On the bus today, I met the queen of L.A.




Good. Better.

2005-01-21 - 8:59 a.m.

I feel REALLY good today. Really, really, good. So good I wonder if I’m crazy. But last night I packed some, listened to music (up until last night any song made me cry or think of him, now I’m starting to listen to songs and think of me), drank too much wine, and talked to Neko and her husband about all kinds of things. It was good. I slept until 3:45 a.m. (a first) and actually sorta fell back in and out of sleep with only a few weird dreams.

One dream, we were coming back to our apartment and noticed some strange people milling about. I instantly knew we were being robbed and the thieves car was in the drive way. I wanted him to block the driveway with his car and I would confront them, instead he let me out of the car and took off down the street. The thieves got away. Interesting.

Each day I change an address or account. I’m going slowly because sometimes in the process of doing these things I’d break down. Right now I’m “holding myself in” a little bit. Smiling to smile.

Silly things like shopping remind me of him. I was always buying something, like a new purse or something, for our next evening out with our friends. It’s like I felt I had to have some new item to make me noticeable or special. C used to always compliment my taste in things, then she started using company money (yes) to buy herself things like Dior bags. The money thing pissed me off, but I’ve also felt she needed to One Up Me in the biggest way possible.

Whatever. This is the sort of thing people do in LA – especially the people I’m around. And, yeah, it’s messed up.

Like I was telling Neko last night; it’s weird here. There is a lot of “for appearances only” shit going on.
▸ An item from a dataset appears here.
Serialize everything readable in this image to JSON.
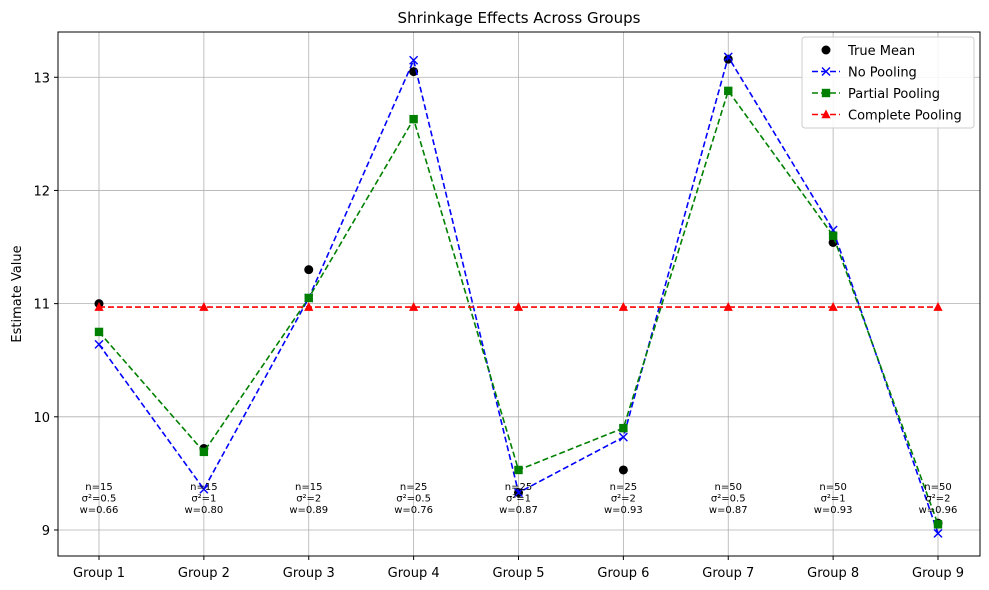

I’ve been caught up in it. Not going to say I’m not the Most Material of Material Girls – cuz I LOVE my stuff. But there’s more to relating to people than where you go for dinner, what you wear, what bag you carry, and how big your diamond is. I’m part of the problem, but I also need more than what’s being offered. Socially.

Up in Sac I’ll hang around my parent’s friends a lot in the coming months. Sounds strange that I’d look forward to being around a bunch of retired cops and such who drink waaaaay too much. But I do. It’s a step toward good people.

DLand people have been my good people because I just haven’t found them here, not that everyone in LA is obsessed with how the can be better than their neighbor, but I just haven’t been finding them.